As parents we always see our kids as our kids. They can be 6, 16, 26, 36, etc. They will always be our kids. But there comes a time when that delivery needs to change on BOTH sides regardless of the role that we have. Once the child becomes an adult and is out in the world making adult choices, then it becomes incumbent on the parents to cease the micro managing and start respecting the choices their kids make for themselves, whether it matches our personal choices or not. And I certainly understand that covers a large canvas of issues that make it hard to do.

The flip side of that though is the kids need to start looking at their parents as individual adults too. That means the child/parent dynamic must be replaced with a more measured response that illustrates you have reached adulthood, dictating you no longer talk to your mom as you did when you were younger.
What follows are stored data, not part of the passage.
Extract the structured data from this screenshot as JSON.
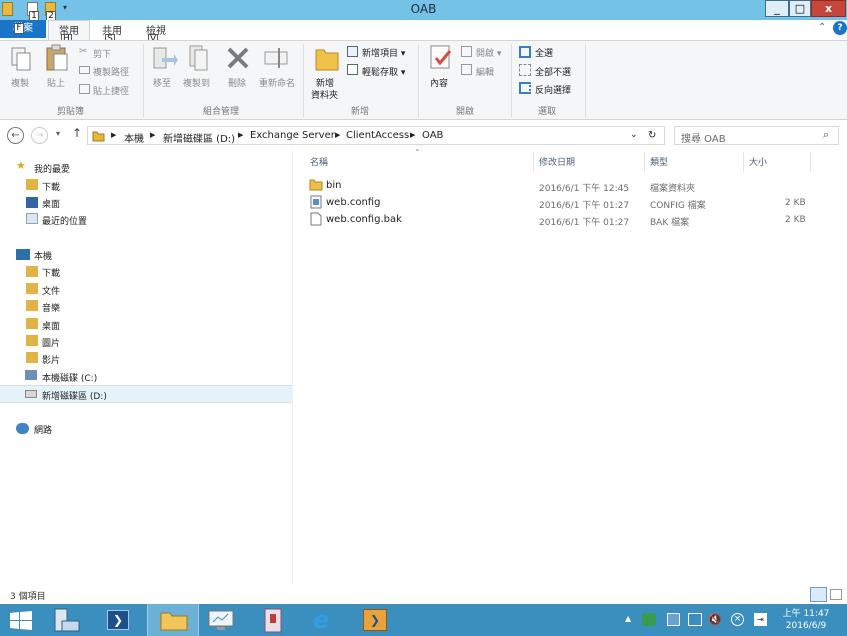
{
  "window": {
    "title": "OAB",
    "minimize": "_",
    "maximize": "□",
    "close": "x"
  },
  "keytips": {
    "qat1": "1",
    "qat2": "2",
    "file": "F",
    "home": "H",
    "share": "S",
    "view": "V"
  },
  "tabs": {
    "file": "檔案",
    "home": "常用",
    "share": "共用",
    "view": "檢視"
  },
  "ribbon": {
    "clipboard": {
      "label": "剪貼簿",
      "copy": "複製",
      "paste": "貼上",
      "cut": "剪下",
      "copy_path": "複製路徑",
      "paste_shortcut": "貼上捷徑"
    },
    "organize": {
      "label": "組合管理",
      "move_to": "移至",
      "copy_to": "複製到",
      "delete": "刪除",
      "rename": "重新命名"
    },
    "new": {
      "label": "新增",
      "new_folder_l1": "新增",
      "new_folder_l2": "資料夾",
      "new_item": "新增項目 ▾",
      "easy_access": "輕鬆存取 ▾"
    },
    "open": {
      "label": "開啟",
      "properties": "內容",
      "open": "開啟 ▾",
      "edit": "編輯"
    },
    "select": {
      "label": "選取",
      "select_all": "全選",
      "select_none": "全部不選",
      "invert": "反向選擇"
    }
  },
  "address": {
    "crumbs": [
      "本機",
      "新增磁碟區 (D:)",
      "Exchange Server",
      "ClientAccess",
      "OAB"
    ],
    "search_placeholder": "搜尋 OAB"
  },
  "nav": {
    "favorites": "我的最愛",
    "fav_items": [
      "下載",
      "桌面",
      "最近的位置"
    ],
    "this_pc": "本機",
    "pc_items": [
      "下載",
      "文件",
      "音樂",
      "桌面",
      "圖片",
      "影片",
      "本機磁碟 (C:)",
      "新增磁碟區 (D:)"
    ],
    "network": "網路"
  },
  "list": {
    "columns": [
      "名稱",
      "修改日期",
      "類型",
      "大小"
    ],
    "files": [
      {
        "name": "bin",
        "date": "2016/6/1 下午 12:45",
        "type": "檔案資料夾",
        "size": ""
      },
      {
        "name": "web.config",
        "date": "2016/6/1 下午 01:27",
        "type": "CONFIG 檔案",
        "size": "2 KB"
      },
      {
        "name": "web.config.bak",
        "date": "2016/6/1 下午 01:27",
        "type": "BAK 檔案",
        "size": "2 KB"
      }
    ]
  },
  "status": "3 個項目",
  "clock": {
    "time": "上午 11:47",
    "date": "2016/6/9"
  },
  "colors": {
    "titlebar": "#75c2e8",
    "taskbar": "#3a8fbe",
    "file_tab": "#1a74c8",
    "close": "#c7463b"
  }
}
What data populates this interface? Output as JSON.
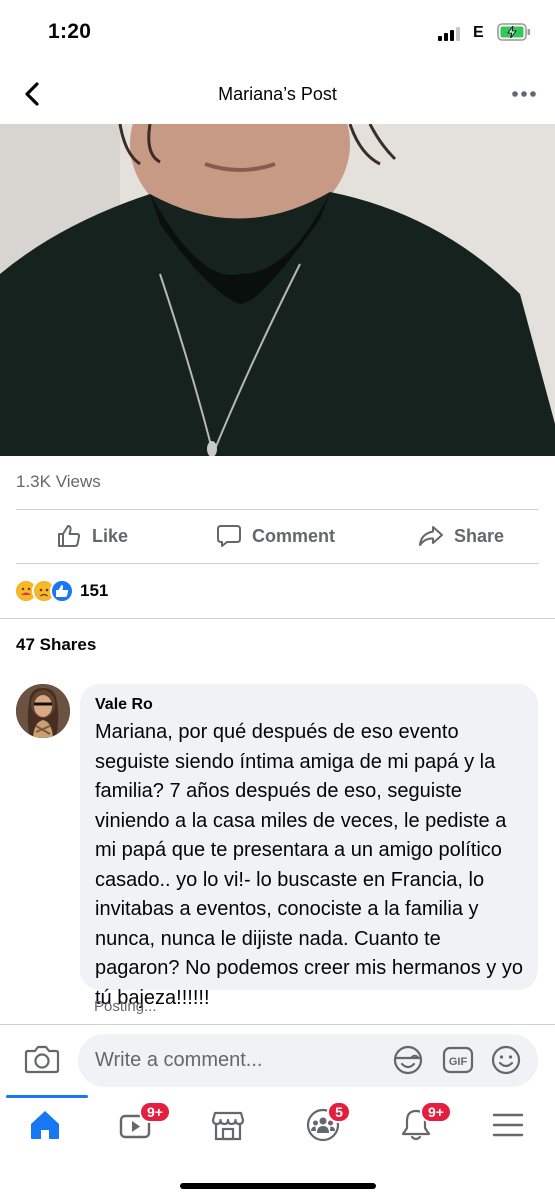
{
  "status_bar": {
    "time": "1:20",
    "network": "E"
  },
  "nav": {
    "title": "Mariana’s Post"
  },
  "post": {
    "views": "1.3K Views",
    "reactions_count": "151",
    "shares": "47 Shares"
  },
  "actions": {
    "like": "Like",
    "comment": "Comment",
    "share": "Share"
  },
  "comment": {
    "author": "Vale Ro",
    "text": "Mariana, por qué después de eso evento seguiste siendo íntima amiga de mi papá y la familia? 7 años después de eso, seguiste viniendo a la casa miles de veces, le pediste a mi papá que te presentara a un amigo político casado.. yo lo vi!- lo buscaste en Francia, lo invitabas a eventos, conociste a la familia y nunca, nunca le dijiste nada. Cuanto te pagaron? No podemos creer mis hermanos y yo tú bajeza!!!!!!",
    "status": "Posting..."
  },
  "composer": {
    "placeholder": "Write a comment..."
  },
  "tabbar": {
    "items": [
      {
        "name": "home",
        "icon": "home-icon",
        "badge": ""
      },
      {
        "name": "watch",
        "icon": "video-icon",
        "badge": "9+"
      },
      {
        "name": "marketplace",
        "icon": "marketplace-icon",
        "badge": ""
      },
      {
        "name": "groups",
        "icon": "groups-icon",
        "badge": "5"
      },
      {
        "name": "notifications",
        "icon": "bell-icon",
        "badge": "9+"
      },
      {
        "name": "menu",
        "icon": "menu-icon",
        "badge": ""
      }
    ]
  },
  "colors": {
    "accent": "#1877f2",
    "badge": "#e41e3f",
    "secondary_text": "#65676b",
    "bubble": "#f0f2f5"
  }
}
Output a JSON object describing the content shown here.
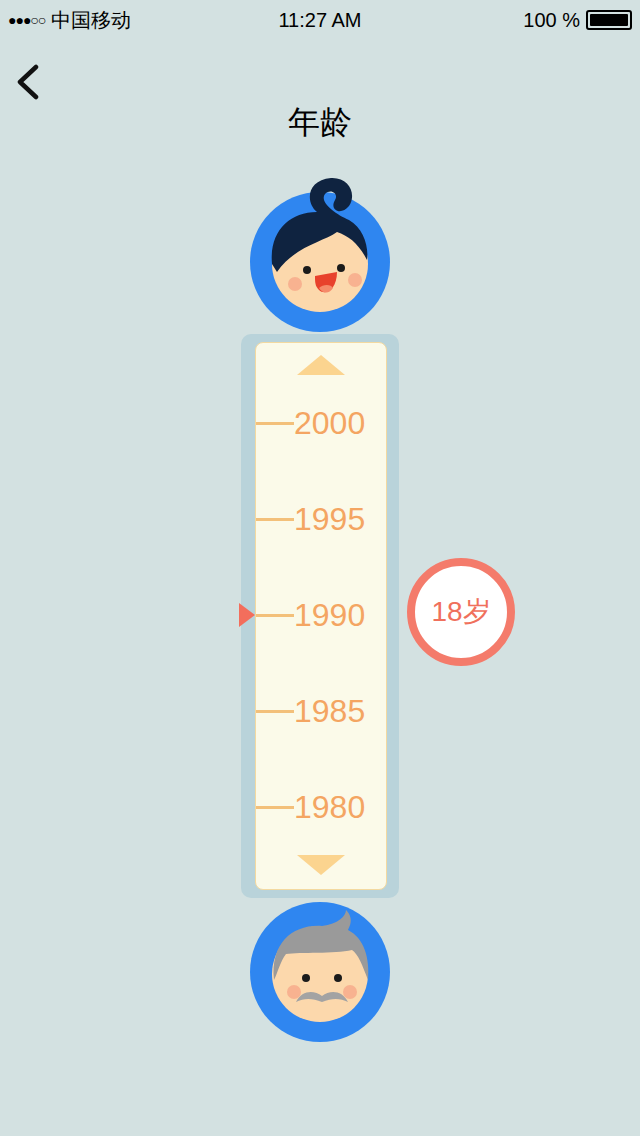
{
  "status_bar": {
    "signal": "●●●○○",
    "carrier": "中国移动",
    "time": "11:27 AM",
    "battery": "100 %",
    "battery_level": 1
  },
  "nav": {
    "title": "年龄"
  },
  "picker": {
    "years": [
      {
        "label": "2000",
        "selected": false
      },
      {
        "label": "1995",
        "selected": false
      },
      {
        "label": "1990",
        "selected": true
      },
      {
        "label": "1985",
        "selected": false
      },
      {
        "label": "1980",
        "selected": false
      }
    ],
    "age_badge": "18岁"
  }
}
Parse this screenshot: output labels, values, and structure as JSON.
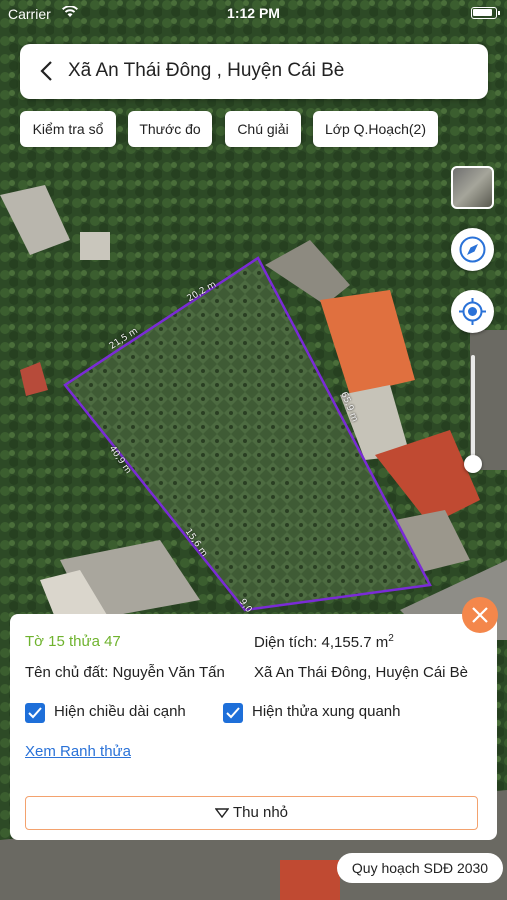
{
  "status": {
    "carrier": "Carrier",
    "time": "1:12 PM"
  },
  "header": {
    "title": "Xã An Thái Đông , Huyện Cái Bè"
  },
  "toolbar": {
    "check_book": "Kiểm tra sổ",
    "ruler": "Thước đo",
    "legend": "Chú giải",
    "planning_layer": "Lớp Q.Hoạch(2)"
  },
  "map": {
    "edges": [
      "20,2 m",
      "21,5 m",
      "65,9 m",
      "40,9 m",
      "15,6 m",
      "9,0"
    ],
    "parcel_color": "#7a2bd6"
  },
  "panel": {
    "parcel": "Tờ 15 thửa 47",
    "area_label": "Diện tích: 4,155.7 m",
    "area_unit_sup": "2",
    "owner": "Tên chủ đất: Nguyễn Văn Tấn",
    "location": "Xã An Thái Đông, Huyện Cái Bè",
    "show_edges": "Hiện chiều dài cạnh",
    "show_neighbors": "Hiện thửa xung quanh",
    "view_boundary": "Xem Ranh thửa",
    "collapse": "Thu nhỏ"
  },
  "footer_badge": "Quy hoạch SDĐ 2030",
  "colors": {
    "accent": "#f4874b",
    "checkbox": "#1e6fd9",
    "link": "#2a72d8",
    "green": "#6fb32e"
  }
}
Throw out emotion and replace with reason. Leave out topics of the past that are sore spots and accentuate a culture of positive discord. If she asks about your therapy, just say, " Mom I really appreciate the fact you worry about me, but I've got this. It's going well. Please trust me to take care of this for myself. If I need to pull you in, rest assured I'll let you know. How are things going with you?" Keep it positive, but deflect it softly back to how she's doing, so she understands there's an investment here, and over time that message will resonate.

Moving out only keeps the conflict alive. This is a great opportunity for you to change that narrative and work on a new dialogue that might be helpful not only for you, but help her in her struggles as well. I wish you the very best in this situation. Its a tough hurdle, but a very common one between adult kids and their parents.
This is similar to what I said to her. I’m not really interested in repairing the relationship but I do want to be civil. She’s not the best at communicating which makes repair hard.